ТРАНЗИТ МОСКВА – ВЕНА – МОСКВА

– И все-таки вы уехали.

– Да, в 1989 году. Шла перестройка, хватка системы ослабла, это мне и помогло.

Сначала я уехал на год, потом контракт продлили раз, второй… Мне довелось читать лекции в Шотландии, в Германии, в Израиле, в США… Я открыл для себя мир.

– Еще раз воспользуюсь подсказкой Леонида Парфенова, от которого я узнал, будто вы спикаете с четырех лет.

– Да, родители с детства приучали меня к иностранным языкам. Года с 88-го все научные работы я уже вынужден был писать по-английски. Публикации на Западе всегда считались более престижными, нежели в России. В конечном итоге, то, что мои работы знали за рубежом, и предопределило приглашение в Австрию, где, кстати, также все общение шло только на английском. Я не скрываю гордости от того, что несколько лет занимался прикладной наукой в крупном европейском научном центре.

– Что же заставило вас оставить размеренную жизнь в Вене и вернуться в Москву? Министерским креслом соблазнились?

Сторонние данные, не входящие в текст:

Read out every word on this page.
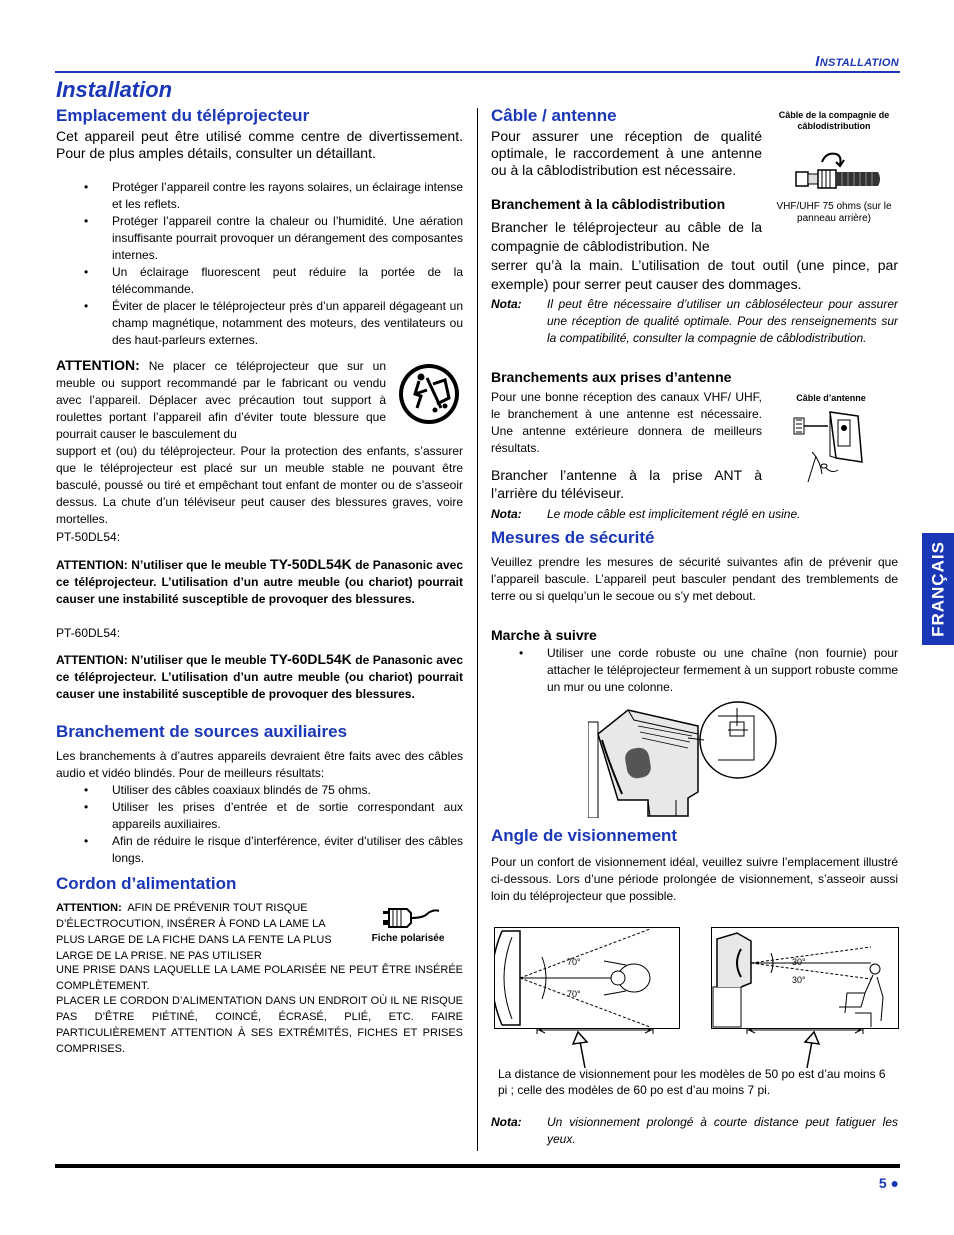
INSTALLATION
Installation
Emplacement du téléprojecteur
Cet appareil peut être utilisé comme centre de divertissement. Pour de plus amples détails, consulter un détaillant.
• Protéger l’appareil contre les rayons solaires, un éclairage intense et les reflets.
• Protéger l’appareil contre la chaleur ou l’humidité. Une aération insuffisante pourrait provoquer un dérangement des composantes internes.
• Un éclairage fluorescent peut réduire la portée de la télécommande.
• Éviter de placer le téléprojecteur près d’un appareil dégageant un champ magnétique, notamment des moteurs, des ventilateurs ou des haut-parleurs externes.
ATTENTION: Ne placer ce téléprojecteur que sur un meuble ou support recommandé par le fabricant ou vendu avec l’appareil. Déplacer avec précaution tout support à roulettes portant l’appareil afin d’éviter toute blessure que pourrait causer le basculement du
support et (ou) du téléprojecteur. Pour la protection des enfants, s’assurer que le téléprojecteur est placé sur un meuble stable ne pouvant être basculé, poussé ou tiré et empêchant tout enfant de monter ou de s’asseoir dessus. La chute d’un téléviseur peut causer des blessures graves, voire mortelles.
PT-50DL54:
ATTENTION: N’utiliser que le meuble TY-50DL54K de Panasonic avec ce téléprojecteur. L’utilisation d’un autre meuble (ou chariot) pourrait causer une instabilité susceptible de provoquer des blessures.
PT-60DL54:
ATTENTION: N’utiliser que le meuble TY-60DL54K de Panasonic avec ce téléprojecteur. L’utilisation d’un autre meuble (ou chariot) pourrait causer une instabilité susceptible de provoquer des blessures.
Branchement de sources auxiliaires
Les branchements à d’autres appareils devraient être faits avec des câbles audio et vidéo blindés. Pour de meilleurs résultats:
• Utiliser des câbles coaxiaux blindés de 75 ohms.
• Utiliser les prises d’entrée et de sortie correspondant aux appareils auxiliaires.
• Afin de réduire le risque d’interférence, éviter d’utiliser des câbles longs.
Cordon d’alimentation
ATTENTION: AFIN DE PRÉVENIR TOUT RISQUE D’ÉLECTROCUTION, INSÉRER À FOND LA LAME LA PLUS LARGE DE LA FICHE DANS LA FENTE LA PLUS LARGE DE LA PRISE. NE PAS UTILISER
Fiche polarisée
UNE PRISE DANS LAQUELLE LA LAME POLARISÉE NE PEUT ÊTRE INSÉRÉE COMPLÈTEMENT.
PLACER LE CORDON D’ALIMENTATION DANS UN ENDROIT OÙ IL NE RISQUE PAS D’ÊTRE PIÉTINÉ, COINCÉ, ÉCRASÉ, PLIÉ, ETC. FAIRE PARTICULIÈREMENT ATTENTION À SES EXTRÉMITÉS, FICHES ET PRISES COMPRISES.
Câble / antenne
Pour assurer une réception de qualité optimale, le raccordement à une antenne ou à la câblodistribution est nécessaire.
Câble de la compagnie de câblodistribution
VHF/UHF 75 ohms (sur le panneau arrière)
Branchement à la câblodistribution
Brancher le téléprojecteur au câble de la compagnie de câblodistribution. Ne
serrer qu’à la main. L’utilisation de tout outil (une pince, par exemple) pour serrer peut causer des dommages.
Nota:	Il peut être nécessaire d’utiliser un câblosélecteur pour assurer une réception de qualité optimale. Pour des renseignements sur la compatibilité, consulter la compagnie de câblodistribution.
Branchements aux prises d’antenne
Pour une bonne réception des canaux VHF/ UHF, le branchement à une antenne est nécessaire. Une antenne extérieure donnera de meilleurs résultats.
Câble d’antenne
Brancher l’antenne à la prise ANT à l’arrière du téléviseur.
Nota:	Le mode câble est implicitement réglé en usine.
Mesures de sécurité
Veuillez prendre les mesures de sécurité suivantes afin de prévenir que l’appareil bascule. L’appareil peut basculer pendant des tremblements de terre ou si quelqu’un le secoue ou s’y met debout.
Marche à suivre
• Utiliser une corde robuste ou une chaîne (non fournie) pour attacher le téléprojecteur fermement à un support robuste comme un mur ou une colonne.
Angle de visionnement
Pour un confort de visionnement idéal, veuillez suivre l’emplacement illustré ci-dessous. Lors d’une période prolongée de visionnement, s’asseoir aussi loin du téléprojecteur que possible.
70°
70°
30°
30°
La distance de visionnement pour les modèles de 50 po est d’au moins 6 pi ; celle des modèles de 60 po est d’au moins 7 pi.
Nota:	Un visionnement prolongé à courte distance peut fatiguer les yeux.
FRANÇAIS
5 ●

– Хотелось попробовать себя в новом качестве. А первым предложение войти в правительство мне сделал Александр Шохин.

– Вы были знакомы с Александром Николаевичем?

– И с ним мы вместе работали у Станислава Шаталина.

Когда же я уехал в Австрию, то начал встречаться с Шохиным уже как с помощником министра иностранных дел Шеварднадзе, имевшим свой интерес в институте системного анализа. Мы подружились. Позже Шохин стал министром в правительстве Ивана Силаева. В сентябре 91-го года я приехал в краткосрочную командировку из Вены в Москву и решил навестить Александра Николаевича. Он принял меня в просторном кабинете, в приемной сидела секретарша. На меня это произвело впечатление, прежде я с такими большими начальниками никогда не общался. Тут-то Шохин и сказал, что формируется команда, которая может стать костяком будущего правительства. Я отказываться, разумеется, не стал, хотя и признался, что в Австрии мне есть что терять. В первую очередь, материально.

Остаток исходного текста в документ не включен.